Godzilla (2014) re-watch

Thanks to a superbly executed marketing campaign, Gareth Edwards’s Godzilla was one of my most anticipated blockbusters this year. The film’s initial trailer showcased the standout set piece of the film: the soldiers skydiving into what looked like a desolated city with that unmistakable droning score from 2001: A Space Odyssey. It was simply breathtaking. This is possibly where it all started going wrong: the trailer set a tone which was sadly at odds with the final product. However, I was a fan of this film upon first watch and feel like I’ve been defending it ever since. I’ll be the first to admit that it’s got its fair share of issues, but with Godzilla hitting stores and VOD services this week, it was a good chance to revisit the film to see how those issues played out on a second viewing.

Ryan summed up Godzilla quite eloquently in his review upon its theatrical release, and I don’t cavil with much of what he said. Just recently, I caught Gareth Edwards’s Monsters (2010), which Godzilla could arguably be considered a massive budget remake of, in that they feel strikingly similar despite being at polar opposite ends of the budgetary spectrum. Monsters is a beautiful little film which manages to be both character-driven drama and believable monster flick. (If you haven’t seen it I highly recommend you track it down). Given the meagre budget of Monsters, Edwards is forced to convey the threat and terror of the creatures by way of suggestion and interesting set design, instead of relying solely on CGI imagery. This style seems to have bled into Godzilla, as if Edwards hadn’t quite adjusted to the larger playing field he found himself on. He ended up making a rather a self-conscious blockbuster which never seemed comfortable in its own skin.

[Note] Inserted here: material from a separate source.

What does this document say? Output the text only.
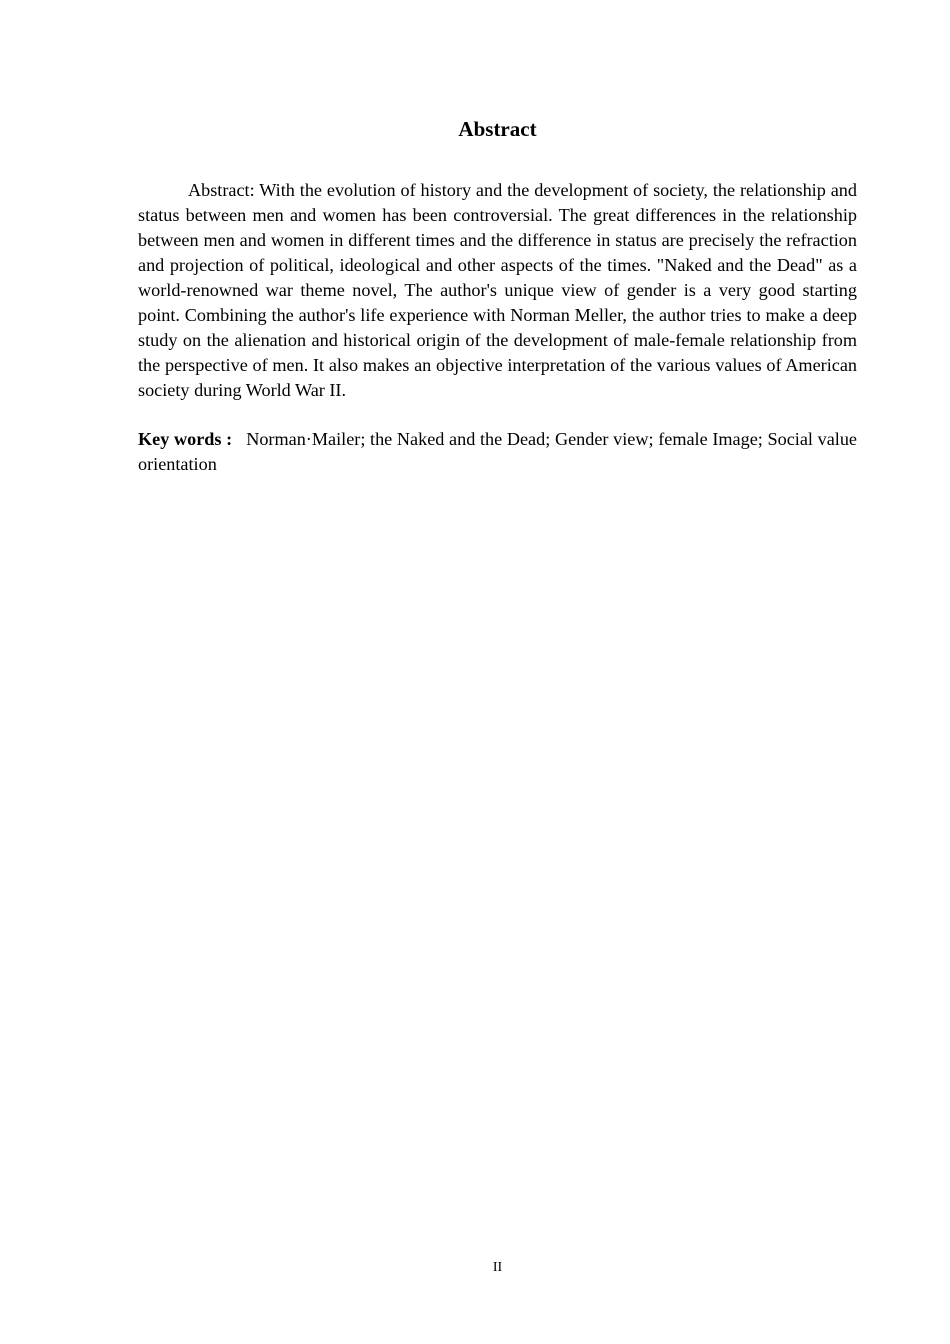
Abstract

Abstract: With the evolution of history and the development of society, the relationship and status between men and women has been controversial. The great differences in the relationship between men and women in different times and the difference in status are precisely the refraction and projection of political, ideological and other aspects of the times. "Naked and the Dead" as a world-renowned war theme novel, The author's unique view of gender is a very good starting point. Combining the author's life experience with Norman Meller, the author tries to make a deep study on the alienation and historical origin of the development of male-female relationship from the perspective of men. It also makes an objective interpretation of the various values of American society during World War II.

Key words : Norman·Mailer; the Naked and the Dead; Gender view; female Image; Social value orientation

II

Performance-wise, Bryan Cranston has the showiest and criminally shortest appearance in the film, checking out within the film’s opening act. A shame, really, since he brings gravitas to the material (and few people can match the conviction of Cranston when they scream). I'm guessing it was his commitments to Breaking Bad which restricted further involvement in the film. In a similar vein, Juliette Binoche doesn't feature nearly as much as I'd have liked, but her role is only there to give the story some emotional thrust, which it succeeds in doing. Ken Watanabe and Sally Hawkins chime in as the world's dumbest scientistic duo, who always seem to be several steps behind the action and look completely bewildered by the very facts that they are supposed to be experts on. Neither of them seem overly challenged and they are only really around to spew clunky exposition when it's required.

Aaron Johnston Taylor does a serviceable job as the lead of the film, without ever being memorable. He's yet to really wow me in anything outside of Kick-Ass, but he seem to be improving with each outing. Interestingly, the film also features Elizabeth Olsen who will be reuniting with Johnston-Taylor in next year’s The Avengers: Age of Ultron. Olsen is under-utilised here. The film would have benefited by a significant bulking out of her role, because she gets lost in the mayhem. That said, she's outstanding in the few scenes where she gets to show off her craft. I suggest you check out Martha Marcy May Marlene to see what she's capable of.

One of my major gripes with the film is the lack of its titular monster. Forgive me for thinking that a film called Godzilla should prominently feature Godzilla. Glimpses were so scarce that the film could spawn a spin-off childrens book titled ‘Where’s Godzilla?!’; we’d arrange several key sequences from the film and get the kids to try and spot the big fella. Just as he did in Monsters, Edwards went for a slow burn, tension-building approach leading up to the reveal, but Godzilla is so entrenched in popular culture that he could have sped it up considerably and achieved the same effect. Unlike JJ Abrams’ Super 8, where the creature’s reveal was so utterly unsatisfying, here the ends completely justify the means, since Godzilla does look truly majestic when we finally get to see him throwing down.

I’ll happily concede that Godzilla never reached the dizzying heights of my expectations, but for those of you who missed it the first time around, it’s definitely worth catching up with. For those of you who weren’t blown away when they saw it originally, I’d suggest giving it a rewatch; this is one of those films which will only improve with subsequent viewings.